- The Washington Times - Saturday, August 9, 2008

Worker productivity in the U.S. grew in the second quarter as employers trimmed payrolls to weather the economic slump.

Productivity, a measure of employee output per hour, rose at a 2.2 percent annual rate, the Labor Department said Friday. The gain, which follows a 2.6 percent increase in the previous three months, was less than anticipated. Labor costs climbed at a 1.3 percent pace, also less than forecast.

The figures may help Federal Reserve Chairman Ben S. Bernanke, who forecasts that inflation will slow, keep interest rates unchanged through year-end.
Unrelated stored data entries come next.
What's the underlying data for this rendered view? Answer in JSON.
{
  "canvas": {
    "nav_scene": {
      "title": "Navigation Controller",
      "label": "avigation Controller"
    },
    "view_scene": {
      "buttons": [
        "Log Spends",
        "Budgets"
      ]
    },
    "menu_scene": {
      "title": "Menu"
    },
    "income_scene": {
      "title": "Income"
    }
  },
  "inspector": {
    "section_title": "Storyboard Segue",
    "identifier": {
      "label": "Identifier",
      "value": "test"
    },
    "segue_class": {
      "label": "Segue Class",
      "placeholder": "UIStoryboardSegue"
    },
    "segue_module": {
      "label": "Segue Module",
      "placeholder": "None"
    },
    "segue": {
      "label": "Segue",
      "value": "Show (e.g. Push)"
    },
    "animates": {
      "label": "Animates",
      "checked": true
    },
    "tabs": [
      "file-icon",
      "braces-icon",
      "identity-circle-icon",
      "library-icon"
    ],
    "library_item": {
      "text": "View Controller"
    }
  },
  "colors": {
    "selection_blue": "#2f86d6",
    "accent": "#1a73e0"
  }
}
Companies eliminated 165,000 jobs last quarter to shore up profits, and still managed to get more output with fewer workers.

“Productivity still looks pretty good,” said Michael Feroli, an economist at JPMorgan Chase & Co. in New York, who used to work at the Fed. “We are seeing good cost control from businesses. It’s good news for the Fed.”

Revised Labor Department figures for the past three years showed productivity rose an average 1.4 percent from 2005 to 2007, down from a previously estimated 1.6 percent. Compared with the second quarter of last year, productivity rose 2.8 percent.

“Historically, productivity growth has tended to suffer during periods of energy-price shocks,” David Greenlaw, chief U.S. fixed-income economist at Morgan Stanley in New York, said in a note to clients. “The current year-over-year growth rate of just a shade under 3 percent demonstrates an impressive degree of resilience.”

Today’s report may also ease concern that the productivity surge that began in 1996 was waning. Efficiency increased an average 2.9 percent in the nine years ended in 2004.

In the 1990s, former Fed Chairman Alan Greenspan was one of the first to recognize productivity was accelerating because of the increased use of computers and the Internet, and that the improvement would contain inflation even as the economy gained strength and unemployment stayed low. The realization allowed the Fed to keep interest rates little changed from 1996 to 1999.

The risks of softening growth and rising inflation led central bankers to keep the benchmark rate unchanged at 2 percent this week.